Áreas virgens do Cerrado foram incorporadas à produção agropecuária pela adoção de novas variedades de plantas e raças de animais, correção da acidez, fertilizantes sintéticos, disponibilidade de água, agroquímicos, máquinas e equipamentos agrícolas. Soluções foram adotadas aos desconhecidos “veranicos”, que exigiam irrigação no tempo e quantidade certa, e variedades adaptadas ao estresse hídrico. O consumo de água na produção agropecuária coloca esse setor como o de maior consumo hídrico, entre os demais setores da economia.

Nas últimas três décadas, o Cerrado vem sendo devastado pela expansão da fronteira agrícola para a produção de grãos e carnes. Atualmente, a cobertura pelas plantas retorcidas representa apenas 20% em relação à área original de aproximadamente dois milhões de km2. Somente em 2020 foram desmatados 7.300 km2. No Cerrado, foi viabilizado um território de expressiva produção agropecuária, o MATOPIBA - arranjo territorial para a produção de grãos nas fronteiras agrícolas dos estados do Maranhão, Tocantins, Piauí e Bahia.

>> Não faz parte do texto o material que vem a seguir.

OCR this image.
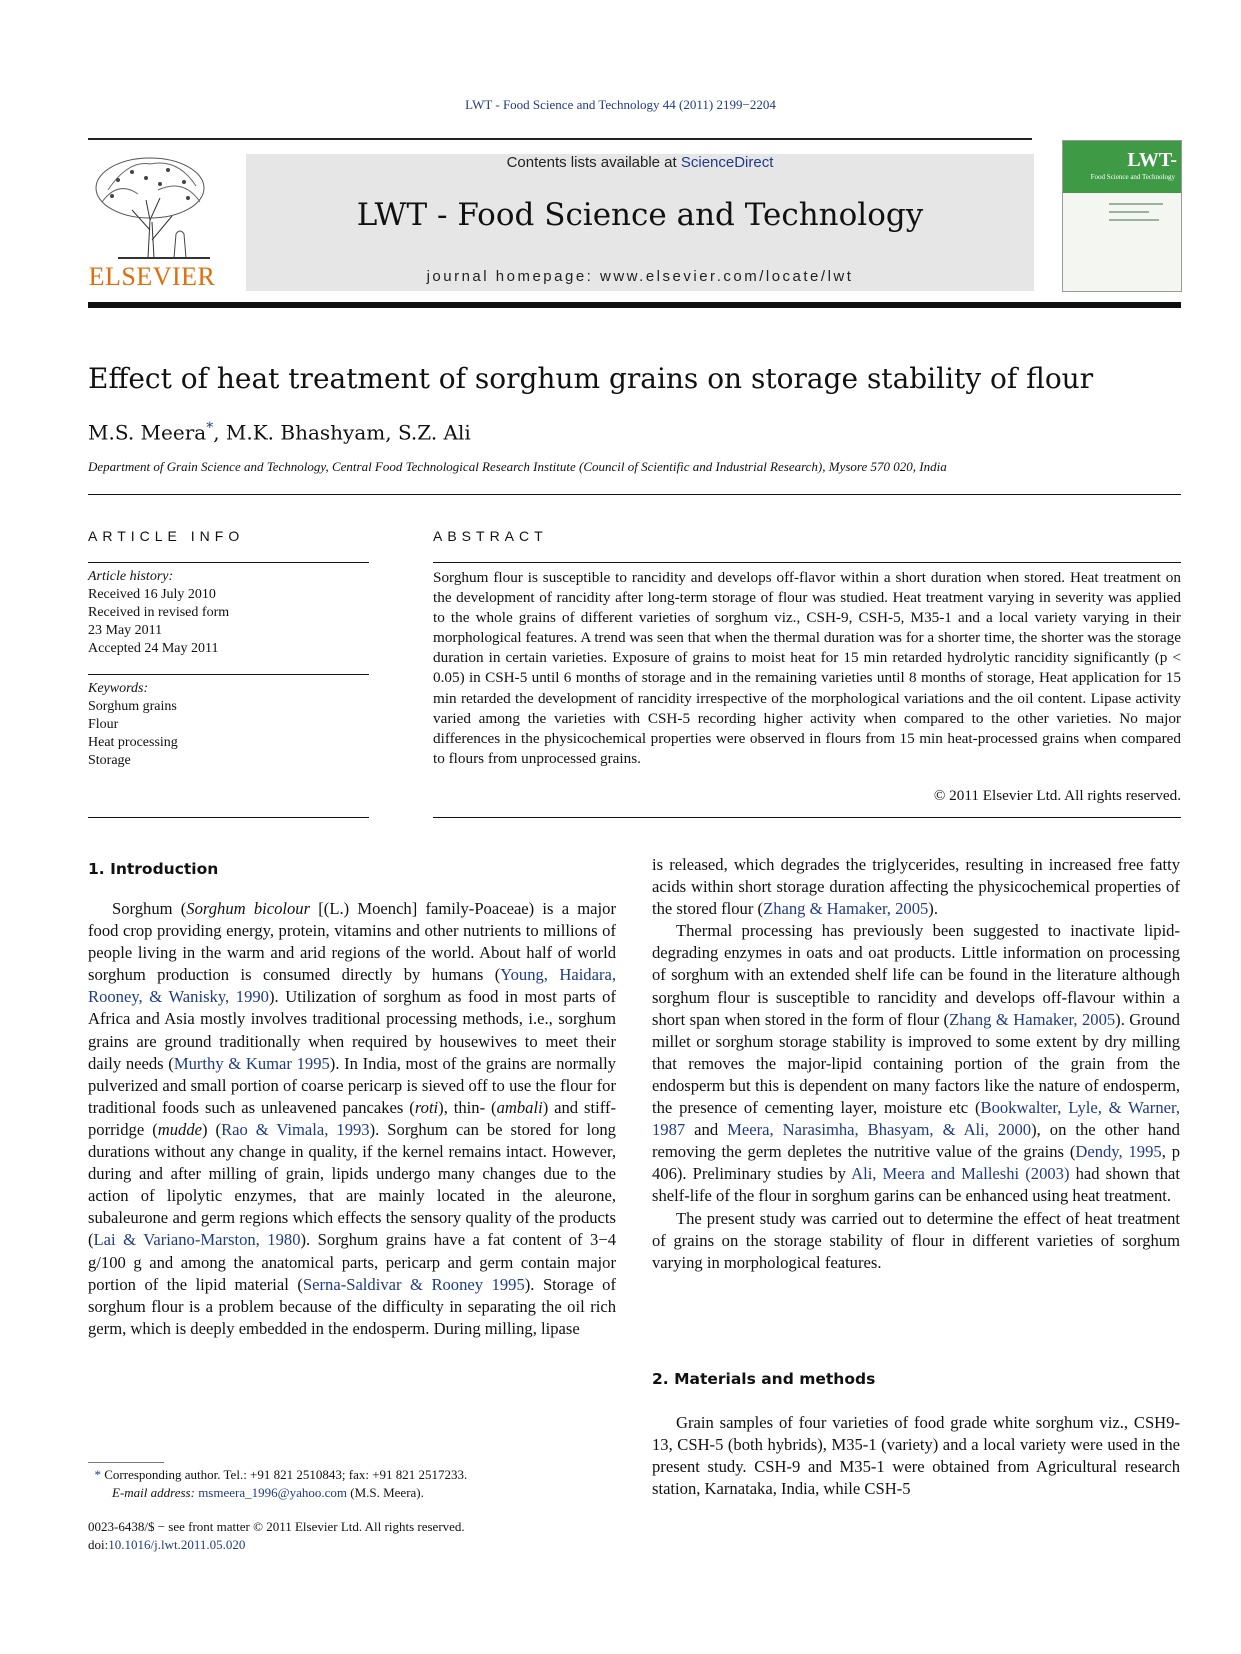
LWT - Food Science and Technology 44 (2011) 2199−2204
ELSEVIER
Contents lists available at ScienceDirect
LWT - Food Science and Technology
journal homepage: www.elsevier.com/locate/lwt
LWT-
Food Science and Technology
Effect of heat treatment of sorghum grains on storage stability of flour
M.S. Meera*, M.K. Bhashyam, S.Z. Ali
Department of Grain Science and Technology, Central Food Technological Research Institute (Council of Scientific and Industrial Research), Mysore 570 020, India
ARTICLE INFO	ABSTRACT
Article history:
Received 16 July 2010
Received in revised form
23 May 2011
Accepted 24 May 2011
Keywords:
Sorghum grains
Flour
Heat processing
Storage
Sorghum flour is susceptible to rancidity and develops off-flavor within a short duration when stored. Heat treatment on the development of rancidity after long-term storage of flour was studied. Heat treatment varying in severity was applied to the whole grains of different varieties of sorghum viz., CSH-9, CSH-5, M35-1 and a local variety varying in their morphological features. A trend was seen that when the thermal duration was for a shorter time, the shorter was the storage duration in certain varieties. Exposure of grains to moist heat for 15 min retarded hydrolytic rancidity significantly (p < 0.05) in CSH-5 until 6 months of storage and in the remaining varieties until 8 months of storage, Heat application for 15 min retarded the development of rancidity irrespective of the morphological variations and the oil content. Lipase activity varied among the varieties with CSH-5 recording higher activity when compared to the other varieties. No major differences in the physicochemical properties were observed in flours from 15 min heat-processed grains when compared to flours from unprocessed grains.
© 2011 Elsevier Ltd. All rights reserved.
1. Introduction

Sorghum (Sorghum bicolour [(L.) Moench] family-Poaceae) is a major food crop providing energy, protein, vitamins and other nutrients to millions of people living in the warm and arid regions of the world. About half of world sorghum production is consumed directly by humans (Young, Haidara, Rooney, & Wanisky, 1990). Utilization of sorghum as food in most parts of Africa and Asia mostly involves traditional processing methods, i.e., sorghum grains are ground traditionally when required by housewives to meet their daily needs (Murthy & Kumar 1995). In India, most of the grains are normally pulverized and small portion of coarse pericarp is sieved off to use the flour for traditional foods such as unleavened pancakes (roti), thin- (ambali) and stiff-porridge (mudde) (Rao & Vimala, 1993). Sorghum can be stored for long durations without any change in quality, if the kernel remains intact. However, during and after milling of grain, lipids undergo many changes due to the action of lipolytic enzymes, that are mainly located in the aleurone, subaleurone and germ regions which effects the sensory quality of the products (Lai & Variano-Marston, 1980). Sorghum grains have a fat content of 3−4 g/100 g and among the anatomical parts, pericarp and germ contain major portion of the lipid material (Serna-Saldivar & Rooney 1995). Storage of sorghum flour is a problem because of the difficulty in separating the oil rich germ, which is deeply embedded in the endosperm. During milling, lipase

is released, which degrades the triglycerides, resulting in increased free fatty acids within short storage duration affecting the physicochemical properties of the stored flour (Zhang & Hamaker, 2005).

Thermal processing has previously been suggested to inactivate lipid-degrading enzymes in oats and oat products. Little information on processing of sorghum with an extended shelf life can be found in the literature although sorghum flour is susceptible to rancidity and develops off-flavour within a short span when stored in the form of flour (Zhang & Hamaker, 2005). Ground millet or sorghum storage stability is improved to some extent by dry milling that removes the major-lipid containing portion of the grain from the endosperm but this is dependent on many factors like the nature of endosperm, the presence of cementing layer, moisture etc (Bookwalter, Lyle, & Warner, 1987 and Meera, Narasimha, Bhasyam, & Ali, 2000), on the other hand removing the germ depletes the nutritive value of the grains (Dendy, 1995, p 406). Preliminary studies by Ali, Meera and Malleshi (2003) had shown that shelf-life of the flour in sorghum garins can be enhanced using heat treatment.

The present study was carried out to determine the effect of heat treatment of grains on the storage stability of flour in different varieties of sorghum varying in morphological features.

2. Materials and methods

Grain samples of four varieties of food grade white sorghum viz., CSH9-13, CSH-5 (both hybrids), M35-1 (variety) and a local variety were used in the present study. CSH-9 and M35-1 were obtained from Agricultural research station, Karnataka, India, while CSH-5

* Corresponding author. Tel.: +91 821 2510843; fax: +91 821 2517233.
E-mail address: msmeera_1996@yahoo.com (M.S. Meera).
0023-6438/$ − see front matter © 2011 Elsevier Ltd. All rights reserved.
doi:10.1016/j.lwt.2011.05.020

Os interesses da “Revolução Verde” ultrapassaram os produtos agropecuários, para alcançar o processamento de alimentos. Interdependência entre a agricultura e indústria. Acesso aos alimentos processados a preços competitivos, e estimulos à ingestão de alimentos com conservantes, aditivos, sal, açúcar e gorduras saturadas. Exemplo de nutrição inadequada e crescente obesidade na população. Mazelas no padrão alimentar do brasileiro junto com a fome aguda.

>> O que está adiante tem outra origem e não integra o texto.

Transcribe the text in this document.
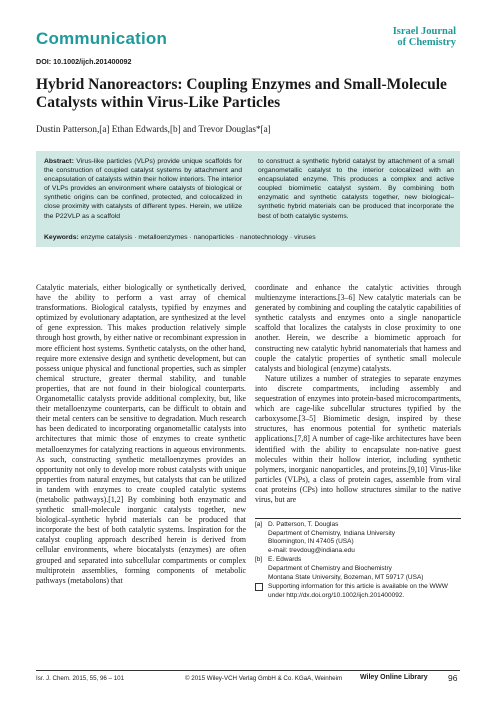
Communication	Israel Journal
of Chemistry
DOI: 10.1002/ijch.201400092
Hybrid Nanoreactors: Coupling Enzymes and Small-Molecule Catalysts within Virus-Like Particles
Dustin Patterson,[a] Ethan Edwards,[b] and Trevor Douglas*[a]
Abstract: Virus-like particles (VLPs) provide unique scaffolds for the construction of coupled catalyst systems by attachment and encapsulation of catalysts within their hollow interiors. The interior of VLPs provides an environment where catalysts of biological or synthetic origins can be confined, protected, and colocalized in close proximity with catalysts of different types. Herein, we utilize the P22VLP as a scaffold
to construct a synthetic hybrid catalyst by attachment of a small organometallic catalyst to the interior colocalized with an encapsulated enzyme. This produces a complex and active coupled biomimetic catalyst system. By combining both enzymatic and synthetic catalysts together, new biological–synthetic hybrid materials can be produced that incorporate the best of both catalytic systems.
Keywords: enzyme catalysis · metalloenzymes · nanoparticles · nanotechnology · viruses

Catalytic materials, either biologically or synthetically derived, have the ability to perform a vast array of chemical transformations. Biological catalysts, typified by enzymes and optimized by evolutionary adaptation, are synthesized at the level of gene expression. This makes production relatively simple through host growth, by either native or recombinant expression in more efficient host systems. Synthetic catalysts, on the other hand, require more extensive design and synthetic development, but can possess unique physical and functional properties, such as simpler chemical structure, greater thermal stability, and tunable properties, that are not found in their biological counterparts. Organometallic catalysts provide additional complexity, but, like their metalloenzyme counterparts, can be difficult to obtain and their metal centers can be sensitive to degradation. Much research has been dedicated to incorporating organometallic catalysts into architectures that mimic those of enzymes to create synthetic metalloenzymes for catalyzing reactions in aqueous environments. As such, constructing synthetic metalloenzymes provides an opportunity not only to develop more robust catalysts with unique properties from natural enzymes, but catalysts that can be utilized in tandem with enzymes to create coupled catalytic systems (metabolic pathways).[1,2] By combining both enzymatic and synthetic small-molecule inorganic catalysts together, new biological–synthetic hybrid materials can be produced that incorporate the best of both catalytic systems. Inspiration for the catalyst coupling approach described herein is derived from cellular environments, where biocatalysts (enzymes) are often grouped and separated into subcellular compartments or complex multiprotein assemblies, forming components of metabolic pathways (metabolons) that

coordinate and enhance the catalytic activities through multienzyme interactions.[3–6] New catalytic materials can be generated by combining and coupling the catalytic capabilities of synthetic catalysts and enzymes onto a single nanoparticle scaffold that localizes the catalysts in close proximity to one another. Herein, we describe a biomimetic approach for constructing new catalytic hybrid nanomaterials that harness and couple the catalytic properties of synthetic small molecule catalysts and biological (enzyme) catalysts.

Nature utilizes a number of strategies to separate enzymes into discrete compartments, including assembly and sequestration of enzymes into protein-based microcompartments, which are cage-like subcellular structures typified by the carboxysome.[3–5] Biomimetic design, inspired by these structures, has enormous potential for synthetic materials applications.[7,8] A number of cage-like architectures have been identified with the ability to encapsulate non-native guest molecules within their hollow interior, including synthetic polymers, inorganic nanoparticles, and proteins.[9,10] Virus-like particles (VLPs), a class of protein cages, assemble from viral coat proteins (CPs) into hollow structures similar to the native virus, but are

[a] D. Patterson, T. Douglas
Department of Chemistry, Indiana University
Bloomington, IN 47405 (USA)
e-mail: trevdoug@indiana.edu
[b] E. Edwards
Department of Chemistry and Biochemistry
Montana State University, Bozeman, MT 59717 (USA)
Supporting information for this article is available on the WWW under http://dx.doi.org/10.1002/ijch.201400092.
Isr. J. Chem. 2015, 55, 96 – 101	© 2015 Wiley-VCH Verlag GmbH & Co. KGaA, Weinheim	Wiley Online Library 96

A produção agropecuária, a partir da “modernização da agricultura”, explorou as potencialidades da planta e do solo, como se fossem estruturas apartadas do equilíbrio harmonioso da natureza. A monocultura predomina no Cerrado, ao invés de arranjos agroflorestais ou a recente Integração-Lavoura-Pecuária-Floresta - IALPF, que se mostram mais adequados à produção sustentável. Monocultivos em grandes áreas, dependentes do uso intensivo de insumos químicos, aumentaram a ocorrência de pragas e doenças de plantas, reduziram a biodiversidade, elevaram os riscos à saúde dos trabalhadores e fragilizaram a autonomia dos produtores pela incapacidade de multiplicar por mais de um ciclo produtivo as sementes melhoradas. A mecanização agrícola dispensou a mão-de-obra e gerou o êxodo rural que potencializou as favelas na periferia das cidades. O uso de agrotóxicos no controle de pragas, doenças e plantas invasoras aumentou os riscos à saúde humana e gerou desequilíbrios na flora e fauna. A aplicação de fertilizantes sintéticos e o uso intensivo dos solos contribuíram para a redução da sua biodiversidade e aumentaram a incidência de patógenos de plantas.

Os pacotes tecnológicos nessa lógica, potencializaram o aquecimento global e excluíram a maioria dos pequenos agricultores de acesso ao crédito e inovações tecnológicas apropriadas, portanto mais suscetíveis aos riscos climáticos e de mercado. A pandemia da Covid-19, no avesso da “Revolução Verde”, patrocinou a nascente revolução agrícola, a chamada “Saúde Única”. Produção e consumo em linha com a sanidade vegetal e animal, saúde dos trabalhadores, operadores e consumidores de alimentos. Os esperados indicadores serão o da saúde, meio ambiente, legalidade, ética, procedência dos produtos e modo de viver e produzir dos produtores rurais.

 

Clayton Campagnolla e Manoel Moacir Costa Macêdo são engenheiros agrônomos e respectivamente ex-presidente da EMBRAPA e ex-dirigente de Unidades Descentralizadas e Central da EMBRAPA.